Ce rapport analyse l'évolution du commerce extérieur de l'Union européenne pour le code nomenclature combinée 8515, qui couvre les machines et appareils pour le brasage, le soudage (y compris à l'arc, par résistance, par laser, par ultrasons, par jet de plasma) et la projection à chaud de métaux, ainsi que leurs parties. La période d'étude s'étend de 2015 à 2025, sur la base de données annuelles. Ce secteur, au cœur de l'industrie manufacturière européenne, a connu des transformations profondes au cours de cette décennie : montée en gamme des exportations, recomposition des partenaires commerciaux et renforcement de l'autonomie commerciale de l'UE. L'analyse qui suit s'articule autour de trois dynamiques majeures.
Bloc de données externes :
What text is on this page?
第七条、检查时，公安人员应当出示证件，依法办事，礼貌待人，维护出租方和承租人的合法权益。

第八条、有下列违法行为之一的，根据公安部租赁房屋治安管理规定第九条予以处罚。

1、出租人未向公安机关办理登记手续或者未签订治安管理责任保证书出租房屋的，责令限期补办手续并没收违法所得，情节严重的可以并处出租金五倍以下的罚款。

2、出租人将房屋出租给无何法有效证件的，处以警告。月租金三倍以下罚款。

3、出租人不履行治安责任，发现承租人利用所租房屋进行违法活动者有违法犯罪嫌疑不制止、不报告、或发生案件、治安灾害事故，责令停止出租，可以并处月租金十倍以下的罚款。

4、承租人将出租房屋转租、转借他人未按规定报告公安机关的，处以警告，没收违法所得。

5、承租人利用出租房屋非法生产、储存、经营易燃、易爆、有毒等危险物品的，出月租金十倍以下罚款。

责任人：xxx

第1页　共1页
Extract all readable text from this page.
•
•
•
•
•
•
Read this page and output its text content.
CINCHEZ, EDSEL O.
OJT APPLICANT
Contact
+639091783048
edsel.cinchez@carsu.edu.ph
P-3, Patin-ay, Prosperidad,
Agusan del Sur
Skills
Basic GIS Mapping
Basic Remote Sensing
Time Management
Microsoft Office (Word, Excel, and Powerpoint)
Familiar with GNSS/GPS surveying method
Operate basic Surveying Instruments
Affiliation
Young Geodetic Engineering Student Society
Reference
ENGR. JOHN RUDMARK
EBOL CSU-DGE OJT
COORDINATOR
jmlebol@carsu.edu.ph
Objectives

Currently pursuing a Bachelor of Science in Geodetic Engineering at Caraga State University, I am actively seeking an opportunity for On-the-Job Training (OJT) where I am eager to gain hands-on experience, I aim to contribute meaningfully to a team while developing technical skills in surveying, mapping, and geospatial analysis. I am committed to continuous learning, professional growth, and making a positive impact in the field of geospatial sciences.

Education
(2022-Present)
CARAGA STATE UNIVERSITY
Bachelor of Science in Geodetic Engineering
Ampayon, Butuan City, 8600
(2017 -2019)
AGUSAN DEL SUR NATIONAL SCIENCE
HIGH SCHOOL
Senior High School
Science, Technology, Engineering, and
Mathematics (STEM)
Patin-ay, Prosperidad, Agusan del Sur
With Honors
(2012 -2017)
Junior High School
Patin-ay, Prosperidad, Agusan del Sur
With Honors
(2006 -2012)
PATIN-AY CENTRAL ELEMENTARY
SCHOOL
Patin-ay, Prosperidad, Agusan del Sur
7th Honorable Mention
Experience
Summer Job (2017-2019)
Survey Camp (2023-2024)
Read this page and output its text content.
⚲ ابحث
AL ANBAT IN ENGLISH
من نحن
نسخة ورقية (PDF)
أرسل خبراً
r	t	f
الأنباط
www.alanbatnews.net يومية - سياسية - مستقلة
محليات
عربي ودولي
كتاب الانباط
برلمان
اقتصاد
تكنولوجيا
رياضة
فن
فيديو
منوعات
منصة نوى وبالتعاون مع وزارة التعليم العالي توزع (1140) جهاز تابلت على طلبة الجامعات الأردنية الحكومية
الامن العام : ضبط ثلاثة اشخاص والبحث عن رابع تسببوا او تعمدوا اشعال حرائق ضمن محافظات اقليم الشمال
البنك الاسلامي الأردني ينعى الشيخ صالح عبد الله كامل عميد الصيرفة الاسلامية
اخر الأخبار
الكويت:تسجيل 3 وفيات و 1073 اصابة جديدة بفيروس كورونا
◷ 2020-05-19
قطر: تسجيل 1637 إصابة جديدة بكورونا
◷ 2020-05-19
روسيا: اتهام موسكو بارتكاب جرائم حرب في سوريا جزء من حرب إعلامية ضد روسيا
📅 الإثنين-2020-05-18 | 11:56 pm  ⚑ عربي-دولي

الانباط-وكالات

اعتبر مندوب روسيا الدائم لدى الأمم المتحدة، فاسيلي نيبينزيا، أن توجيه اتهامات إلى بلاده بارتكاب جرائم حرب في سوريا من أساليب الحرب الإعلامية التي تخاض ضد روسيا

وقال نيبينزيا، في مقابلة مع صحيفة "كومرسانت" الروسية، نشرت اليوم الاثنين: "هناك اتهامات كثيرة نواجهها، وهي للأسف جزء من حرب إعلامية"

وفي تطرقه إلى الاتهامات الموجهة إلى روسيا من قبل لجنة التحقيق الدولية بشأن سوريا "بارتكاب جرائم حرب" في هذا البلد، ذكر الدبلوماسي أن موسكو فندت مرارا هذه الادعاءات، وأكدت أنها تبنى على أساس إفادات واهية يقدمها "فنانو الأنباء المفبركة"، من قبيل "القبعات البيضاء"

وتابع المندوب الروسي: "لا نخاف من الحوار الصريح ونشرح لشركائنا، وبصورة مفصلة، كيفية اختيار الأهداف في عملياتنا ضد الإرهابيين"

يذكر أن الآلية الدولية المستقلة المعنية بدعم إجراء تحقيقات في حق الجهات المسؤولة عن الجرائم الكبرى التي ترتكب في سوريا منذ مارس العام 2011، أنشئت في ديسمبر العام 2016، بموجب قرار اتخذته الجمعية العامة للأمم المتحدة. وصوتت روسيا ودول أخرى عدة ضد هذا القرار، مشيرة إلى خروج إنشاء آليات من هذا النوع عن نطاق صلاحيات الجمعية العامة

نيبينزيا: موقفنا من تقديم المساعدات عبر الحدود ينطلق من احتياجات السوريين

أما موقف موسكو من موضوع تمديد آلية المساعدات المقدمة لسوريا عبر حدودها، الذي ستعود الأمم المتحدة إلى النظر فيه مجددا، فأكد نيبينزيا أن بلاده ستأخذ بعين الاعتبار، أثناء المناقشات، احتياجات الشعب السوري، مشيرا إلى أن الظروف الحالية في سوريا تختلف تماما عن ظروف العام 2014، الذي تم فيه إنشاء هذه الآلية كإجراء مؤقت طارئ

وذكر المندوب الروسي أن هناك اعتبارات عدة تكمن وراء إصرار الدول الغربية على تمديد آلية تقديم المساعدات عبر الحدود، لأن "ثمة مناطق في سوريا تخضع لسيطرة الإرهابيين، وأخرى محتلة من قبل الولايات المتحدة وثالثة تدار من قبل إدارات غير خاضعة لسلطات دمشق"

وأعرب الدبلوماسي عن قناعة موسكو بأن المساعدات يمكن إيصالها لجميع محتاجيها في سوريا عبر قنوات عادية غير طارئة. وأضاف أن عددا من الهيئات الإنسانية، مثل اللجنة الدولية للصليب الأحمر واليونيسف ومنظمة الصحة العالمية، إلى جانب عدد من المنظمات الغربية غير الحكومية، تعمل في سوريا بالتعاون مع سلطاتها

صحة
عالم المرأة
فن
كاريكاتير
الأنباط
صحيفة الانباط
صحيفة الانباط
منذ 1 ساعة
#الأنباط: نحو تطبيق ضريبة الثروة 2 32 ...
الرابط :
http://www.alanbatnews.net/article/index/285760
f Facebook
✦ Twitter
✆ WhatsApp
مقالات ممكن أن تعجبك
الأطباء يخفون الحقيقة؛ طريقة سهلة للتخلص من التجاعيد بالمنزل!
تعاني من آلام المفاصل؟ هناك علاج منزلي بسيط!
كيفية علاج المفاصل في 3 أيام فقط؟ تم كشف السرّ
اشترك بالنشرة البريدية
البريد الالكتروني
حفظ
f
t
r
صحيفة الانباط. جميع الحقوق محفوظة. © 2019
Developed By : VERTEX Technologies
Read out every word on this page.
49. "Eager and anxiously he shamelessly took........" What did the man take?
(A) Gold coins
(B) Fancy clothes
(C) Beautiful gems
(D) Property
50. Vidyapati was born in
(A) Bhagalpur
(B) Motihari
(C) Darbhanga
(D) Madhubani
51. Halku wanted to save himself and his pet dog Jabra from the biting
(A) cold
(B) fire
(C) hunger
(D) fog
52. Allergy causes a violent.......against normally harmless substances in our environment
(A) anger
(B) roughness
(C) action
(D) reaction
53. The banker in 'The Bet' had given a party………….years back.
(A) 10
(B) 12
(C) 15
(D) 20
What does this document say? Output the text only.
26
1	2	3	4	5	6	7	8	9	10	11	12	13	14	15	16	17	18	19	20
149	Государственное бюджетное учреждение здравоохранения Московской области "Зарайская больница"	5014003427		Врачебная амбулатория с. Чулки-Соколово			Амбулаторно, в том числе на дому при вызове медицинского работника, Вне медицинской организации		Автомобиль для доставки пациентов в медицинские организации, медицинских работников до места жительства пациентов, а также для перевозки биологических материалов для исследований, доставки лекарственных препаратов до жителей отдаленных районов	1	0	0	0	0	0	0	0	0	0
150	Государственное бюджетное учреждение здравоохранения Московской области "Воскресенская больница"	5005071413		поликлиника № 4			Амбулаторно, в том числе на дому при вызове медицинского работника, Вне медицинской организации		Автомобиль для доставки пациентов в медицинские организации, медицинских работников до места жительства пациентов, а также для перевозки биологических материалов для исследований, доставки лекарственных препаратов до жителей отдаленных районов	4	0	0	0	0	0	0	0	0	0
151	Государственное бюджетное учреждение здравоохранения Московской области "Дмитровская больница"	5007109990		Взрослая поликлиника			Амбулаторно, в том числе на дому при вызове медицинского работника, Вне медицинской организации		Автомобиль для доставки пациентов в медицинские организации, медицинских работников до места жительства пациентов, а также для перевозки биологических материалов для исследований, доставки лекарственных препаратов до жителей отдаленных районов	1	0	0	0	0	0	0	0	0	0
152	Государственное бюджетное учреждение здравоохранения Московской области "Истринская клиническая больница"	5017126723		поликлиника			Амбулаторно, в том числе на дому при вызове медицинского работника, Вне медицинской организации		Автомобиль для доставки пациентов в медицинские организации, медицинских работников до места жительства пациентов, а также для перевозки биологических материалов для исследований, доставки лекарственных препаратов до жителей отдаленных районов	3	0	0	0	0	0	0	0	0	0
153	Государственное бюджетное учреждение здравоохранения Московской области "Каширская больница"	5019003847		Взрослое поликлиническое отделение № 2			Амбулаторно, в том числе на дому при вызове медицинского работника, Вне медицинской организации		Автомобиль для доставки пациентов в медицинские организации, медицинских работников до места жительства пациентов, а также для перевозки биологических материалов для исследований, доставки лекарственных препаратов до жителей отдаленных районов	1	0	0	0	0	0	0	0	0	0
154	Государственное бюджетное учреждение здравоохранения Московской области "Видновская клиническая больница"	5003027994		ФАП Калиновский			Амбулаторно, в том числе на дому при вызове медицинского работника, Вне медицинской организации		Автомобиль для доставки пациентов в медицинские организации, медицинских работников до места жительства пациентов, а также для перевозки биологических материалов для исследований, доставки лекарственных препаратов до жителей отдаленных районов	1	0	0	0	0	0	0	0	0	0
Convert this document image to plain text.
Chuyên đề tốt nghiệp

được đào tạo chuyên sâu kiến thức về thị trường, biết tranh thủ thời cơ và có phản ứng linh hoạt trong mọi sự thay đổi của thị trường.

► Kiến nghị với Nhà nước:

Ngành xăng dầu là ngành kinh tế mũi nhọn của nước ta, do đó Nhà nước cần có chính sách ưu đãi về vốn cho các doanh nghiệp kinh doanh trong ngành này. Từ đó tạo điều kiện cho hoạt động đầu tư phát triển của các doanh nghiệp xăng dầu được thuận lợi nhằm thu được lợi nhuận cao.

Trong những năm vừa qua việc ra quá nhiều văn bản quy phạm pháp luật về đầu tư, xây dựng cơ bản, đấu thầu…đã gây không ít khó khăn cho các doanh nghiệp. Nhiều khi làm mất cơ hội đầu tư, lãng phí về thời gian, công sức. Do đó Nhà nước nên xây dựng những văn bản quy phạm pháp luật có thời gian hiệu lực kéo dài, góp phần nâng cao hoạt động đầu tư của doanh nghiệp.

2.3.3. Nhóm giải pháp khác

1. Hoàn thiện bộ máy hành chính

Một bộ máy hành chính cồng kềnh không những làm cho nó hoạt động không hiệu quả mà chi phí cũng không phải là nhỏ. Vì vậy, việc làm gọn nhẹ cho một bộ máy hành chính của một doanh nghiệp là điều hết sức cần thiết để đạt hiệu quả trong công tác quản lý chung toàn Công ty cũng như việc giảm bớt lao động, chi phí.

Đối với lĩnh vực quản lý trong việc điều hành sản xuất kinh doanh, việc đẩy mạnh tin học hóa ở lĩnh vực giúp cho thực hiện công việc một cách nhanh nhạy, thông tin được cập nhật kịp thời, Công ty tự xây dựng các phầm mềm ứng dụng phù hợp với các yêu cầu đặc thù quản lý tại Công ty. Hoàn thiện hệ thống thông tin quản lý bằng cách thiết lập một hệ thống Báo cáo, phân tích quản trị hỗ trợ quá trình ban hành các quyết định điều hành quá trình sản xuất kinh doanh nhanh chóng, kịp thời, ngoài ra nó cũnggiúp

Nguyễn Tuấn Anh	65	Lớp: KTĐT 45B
Voir la synthèse générale sur le tableau de bord


1. Un secteur nettement exportateur qui s'est considérablement monté en gamme

L'UE a renforcé son excédent commercial malgré une baisse des volumes exportés

Sur la période 2015–2025, l'UE a conservé une position structurellement excédentaire sur le marché des machines à souder. L'excédent commercial est passé de 1,02 milliard d'euros en 2015 à 1,25 milliard d'euros en 2025, soit une progression de +22,1 %. Toutefois, cette dynamique globale masque une divergence frappante entre valeur et volume :

Indicateur 2015 2025 Variation
Exportations — valeur 2,04 Mds € 2,30 Mds € +12,6 %
Exportations — volume 55 792 t 40 389 t −27,6 %
Exportations — prix moyen 36 613 €/t 56 967 €/t +55,6 %
Importations — valeur 1,02 Mds € 1,05 Mds € +3,2 %
Importations — volume 39 457 t 45 675 t +15,8 %
Importations — prix moyen 25 888 €/t 23 079 €/t −10,9 %

Source : Vue d'ensemble du commerce

Les exportations européennes ont ainsi diminué en tonnage de près de 28 %, tandis que leur valeur augmentait de 13 %. Le prix moyen à l'exportation a bondi de 55 967 €/t, signe d'un glissement structurel vers des équipements de haute valeur ajoutée — soudage par laser, soudage automatique, systèmes robotisés — au détriment des produits à moindre valeur.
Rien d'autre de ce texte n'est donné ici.